The Wichita City Council on Tuesday approved industrial revenue bond financing and an estimated $13.6 million in property tax breaks to subsidize Cargill Protein Group’s new downtown headquarters.
Cargill is in the process of razing the current Wichita Eagle building at 825 E. Douglas to make way for its new corporate office facility. The Eagle is in the process of moving to new offices in Old Town Square.
Cargill has outgrown its current headquarters at 151 N. Main, and city and state officials negotiated the incentive package to keep the company here. The decision was announced almost a year ago in a news conference by Gov. Sam Brownback and Mayor Jeff Longwell.
“When Cargill stood up before all of us and said, ‘To compete in a global marketplace, the best place for us to do that is Wichita, Kansas,’ has brought wonderful attention to our city and has helped provide great (downtown development) momentum,” Longwell said.
The tax abatement will be worth about $1.36 million a year to Cargill, according to a city estimate. It is guaranteed for the first five years and renewable for an additional five.
Cargill’s protein group handles the company’s meat, poultry and food service and distribution ventures.
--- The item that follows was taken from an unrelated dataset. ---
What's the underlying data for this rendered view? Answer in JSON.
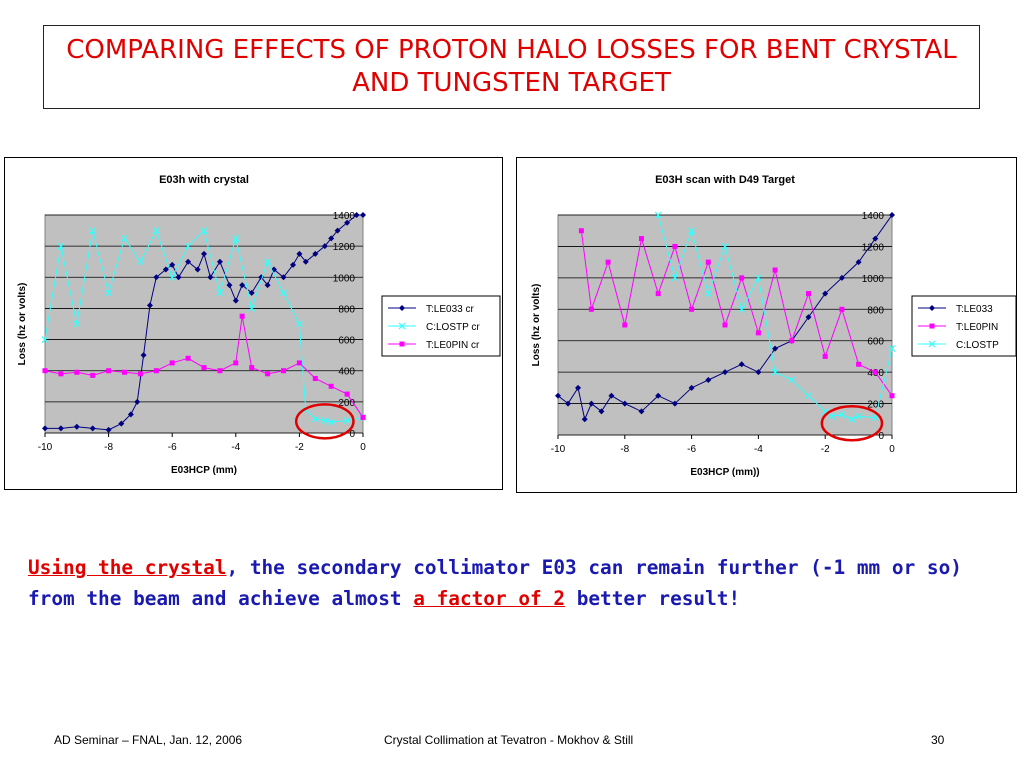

Some well-known brands under its banner are Excel, Sterling Silver and Angus Pride meats, along with Honeysuckle turkey.
The company’s new headquarters will include about 170,000 square feet of office space housing at least 700 employees with an average salary of $64,100.
The company will also build a 750-space parking garage for the new building, according to city documents.
The largest share of Cargill’s annual property tax break, $622,723, will come from taxes that would otherwise be owed to the Wichita school district.
Other agencies forgoing property tax income to facilitate Cargill’s project are the city, $378,450; Sedgwick County, $340,958; and the state, $17,400.
The $60 million of city-issued industrial revenue bonds will be paid off by Cargill, but that method of financing will exempt the company from paying sales taxes on building materials for its new headquarters.
Keeping Cargill in Wichita is expected to generate enough economic activity to more than offset the abatement of property taxes by local governments, according to an analysis by the Wichita State University Center for Economic Development and Business Research.